Atualmente, a maior demanda de hidrogênio no Brasil vem das refinarias. A Acelen, dona da segunda maior unidade do parque de refino nacional, seria uma das principais interessadas no hidrogênio renovável, afirmou o secretário.
“Eles têm muito interesse na produção de hidrogênio verde, até porque as refinarias são os maiores consumidores nacionais de hidrogênio, que é necessário para diminuição de teor de enxofre em diesel”, revelou.
A Acelen é controlada pelo fundo soberano dos Emirados Árabes, o Mubadala. Em visita aos EAU, em outubro, representantes do governo da Bahia ouviram dos investidores de Abu Dhabi a preocupação com o tema da transição energética envolvendo seus portfólios.

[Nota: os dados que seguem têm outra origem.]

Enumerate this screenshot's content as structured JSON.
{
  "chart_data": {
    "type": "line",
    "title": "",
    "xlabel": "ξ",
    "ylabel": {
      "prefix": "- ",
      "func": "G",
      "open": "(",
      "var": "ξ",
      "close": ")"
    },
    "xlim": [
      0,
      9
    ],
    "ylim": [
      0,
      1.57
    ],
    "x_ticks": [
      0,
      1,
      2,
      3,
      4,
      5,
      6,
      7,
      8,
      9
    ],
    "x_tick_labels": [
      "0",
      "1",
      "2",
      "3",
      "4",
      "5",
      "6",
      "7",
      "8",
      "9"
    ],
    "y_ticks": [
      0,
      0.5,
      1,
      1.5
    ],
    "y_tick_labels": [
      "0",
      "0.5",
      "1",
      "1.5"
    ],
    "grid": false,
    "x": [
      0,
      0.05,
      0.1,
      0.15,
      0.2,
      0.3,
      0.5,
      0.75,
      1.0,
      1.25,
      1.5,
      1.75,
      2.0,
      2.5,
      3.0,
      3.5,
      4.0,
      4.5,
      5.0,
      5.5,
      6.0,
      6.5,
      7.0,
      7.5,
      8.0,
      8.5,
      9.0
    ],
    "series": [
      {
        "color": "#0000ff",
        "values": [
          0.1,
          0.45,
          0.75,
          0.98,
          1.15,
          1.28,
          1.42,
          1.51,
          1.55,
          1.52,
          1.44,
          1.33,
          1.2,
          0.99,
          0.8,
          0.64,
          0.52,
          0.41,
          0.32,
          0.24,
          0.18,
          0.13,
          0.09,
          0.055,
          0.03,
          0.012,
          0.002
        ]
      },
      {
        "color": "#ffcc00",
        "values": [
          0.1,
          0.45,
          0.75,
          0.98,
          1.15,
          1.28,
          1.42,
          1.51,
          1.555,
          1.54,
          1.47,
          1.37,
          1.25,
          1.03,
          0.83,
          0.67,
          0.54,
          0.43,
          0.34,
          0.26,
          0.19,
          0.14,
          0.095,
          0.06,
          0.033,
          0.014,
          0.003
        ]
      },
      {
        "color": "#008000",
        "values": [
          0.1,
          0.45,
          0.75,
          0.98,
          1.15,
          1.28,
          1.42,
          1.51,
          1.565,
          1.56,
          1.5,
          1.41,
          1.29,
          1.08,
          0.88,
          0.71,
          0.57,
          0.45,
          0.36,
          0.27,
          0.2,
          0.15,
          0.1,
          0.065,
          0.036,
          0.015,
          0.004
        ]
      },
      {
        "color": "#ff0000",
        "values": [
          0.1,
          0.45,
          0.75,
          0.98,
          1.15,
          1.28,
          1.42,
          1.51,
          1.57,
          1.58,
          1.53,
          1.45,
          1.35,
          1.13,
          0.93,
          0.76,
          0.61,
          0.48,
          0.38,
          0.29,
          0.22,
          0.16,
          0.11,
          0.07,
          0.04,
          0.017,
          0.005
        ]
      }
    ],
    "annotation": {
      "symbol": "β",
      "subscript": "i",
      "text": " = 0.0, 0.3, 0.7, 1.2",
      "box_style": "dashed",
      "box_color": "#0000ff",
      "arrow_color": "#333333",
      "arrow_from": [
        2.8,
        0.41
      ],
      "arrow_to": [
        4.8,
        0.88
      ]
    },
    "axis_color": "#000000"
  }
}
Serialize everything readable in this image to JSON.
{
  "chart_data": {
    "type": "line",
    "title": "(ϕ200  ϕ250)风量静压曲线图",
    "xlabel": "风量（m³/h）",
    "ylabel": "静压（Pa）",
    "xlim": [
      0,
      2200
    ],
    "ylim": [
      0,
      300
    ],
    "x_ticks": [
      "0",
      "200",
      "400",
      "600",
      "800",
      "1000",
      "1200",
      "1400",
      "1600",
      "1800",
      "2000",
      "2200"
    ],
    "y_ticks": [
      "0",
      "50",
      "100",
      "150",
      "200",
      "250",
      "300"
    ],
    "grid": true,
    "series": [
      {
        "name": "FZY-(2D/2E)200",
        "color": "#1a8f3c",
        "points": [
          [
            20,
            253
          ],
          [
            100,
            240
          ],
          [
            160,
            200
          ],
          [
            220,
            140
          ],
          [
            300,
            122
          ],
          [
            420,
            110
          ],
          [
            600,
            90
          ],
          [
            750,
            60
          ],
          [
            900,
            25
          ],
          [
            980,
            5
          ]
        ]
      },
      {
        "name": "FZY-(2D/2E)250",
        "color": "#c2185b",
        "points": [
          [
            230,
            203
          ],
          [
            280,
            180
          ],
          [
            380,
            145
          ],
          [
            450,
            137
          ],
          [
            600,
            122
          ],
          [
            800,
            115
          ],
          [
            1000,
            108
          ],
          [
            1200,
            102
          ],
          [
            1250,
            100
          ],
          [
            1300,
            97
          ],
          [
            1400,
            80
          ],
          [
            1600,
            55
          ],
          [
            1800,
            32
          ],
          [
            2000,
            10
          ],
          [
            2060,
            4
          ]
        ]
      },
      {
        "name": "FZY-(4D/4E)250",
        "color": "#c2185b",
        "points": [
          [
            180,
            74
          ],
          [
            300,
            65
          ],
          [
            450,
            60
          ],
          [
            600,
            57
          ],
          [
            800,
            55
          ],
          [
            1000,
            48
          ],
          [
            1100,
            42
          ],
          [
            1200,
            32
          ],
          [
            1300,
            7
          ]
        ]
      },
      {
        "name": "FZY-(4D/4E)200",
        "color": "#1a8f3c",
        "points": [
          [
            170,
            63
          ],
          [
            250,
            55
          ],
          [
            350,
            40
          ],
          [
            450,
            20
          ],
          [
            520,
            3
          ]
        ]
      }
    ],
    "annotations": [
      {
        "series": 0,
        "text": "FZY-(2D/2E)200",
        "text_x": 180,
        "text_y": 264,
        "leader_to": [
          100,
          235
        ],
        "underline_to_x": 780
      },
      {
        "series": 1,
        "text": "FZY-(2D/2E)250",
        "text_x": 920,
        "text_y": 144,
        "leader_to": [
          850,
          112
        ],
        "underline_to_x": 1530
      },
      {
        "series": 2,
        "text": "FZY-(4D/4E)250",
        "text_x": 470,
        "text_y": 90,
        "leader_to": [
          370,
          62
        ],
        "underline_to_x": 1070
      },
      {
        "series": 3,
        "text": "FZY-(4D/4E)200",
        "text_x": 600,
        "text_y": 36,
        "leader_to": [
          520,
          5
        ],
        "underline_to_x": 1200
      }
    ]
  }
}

“Internacionalmente, o Mubadala e também o outro fundo soberano dos Emirados Árabes, o Adia [Abu Dhabi Investment Authority], estão muito interessados na transição energética porque eles sabem que isso é o futuro e hoje a economia deles é toda baseada em petróleo. Estão investindo lá nos Emirados Árabes em transição energética e nada mais natural do que eles se interessarem por isso aqui também”, comentou Guimarães.
Hidrogênio verde não pode ser um “novo pau-brasil”
Para Paulo Guimarães, a estratégia nacional do hidrogênio — prometida pelo Ministério de Minas e Energia para o início deste ano — precisa focar no desenvolvimento da indústria nacional, e não tratar o H2V apenas como uma commodity para exportação.
“A política federal tem que ser de desenvolvimento do mercado nacional de hidrogênio verde. É isso que a Europa está fazendo. Nós precisamos fazer a mesma coisa, senão, novamente, vamos ficar exportando pau-brasil. O hidrogênio verde vai ser o novo pau-brasil”, afirmou. “Não adianta ficar exportando energia, ficar exportando minério, ficar exportando grãos, e gerar emprego lá fora”, completou.
Ele também defendeu o desenvolvimento local de tecnologias que integram a cadeia de produção de hidrogênio, como os eletrolisadores.
Linhas de transmissão são essenciais
Na visão do secretário, outro ponto importante que deve estar presente na estratégia nacional do H2V é o estímulo à instalação e ampliação de linhas de transmissão e subestações.
A produção de H2V demanda uma enorme quantidade de energia elétrica renovável para abastecer os eletrolisadores. A estimativa é que a eletricidade responda por 70% do custo de produção.
A grande aposta do mercado se concentra nas eólicas offshore. No Brasil, já há projetos do tipo em licenciamento que somam 106 GW, o que garantiria oferta suficiente e preços mais competitivos pela sua escala.
Entretanto, o grande desafio será conectar a geração às plantas de hidrogênio verde. Estados como a Bahia não possuem projetos de eólicas offshore, sendo essencial a construção de linhas de transmissão com esse fim.
“Estamos falando em grandes projetos de hidrogênio verde em que isso [capacidade de geração] tem que ser multiplicado por vinte vezes. Não vai ser possível ser feito se não tiver linhas de transmissão em grande escala sendo construídas”, explicou Guimarães.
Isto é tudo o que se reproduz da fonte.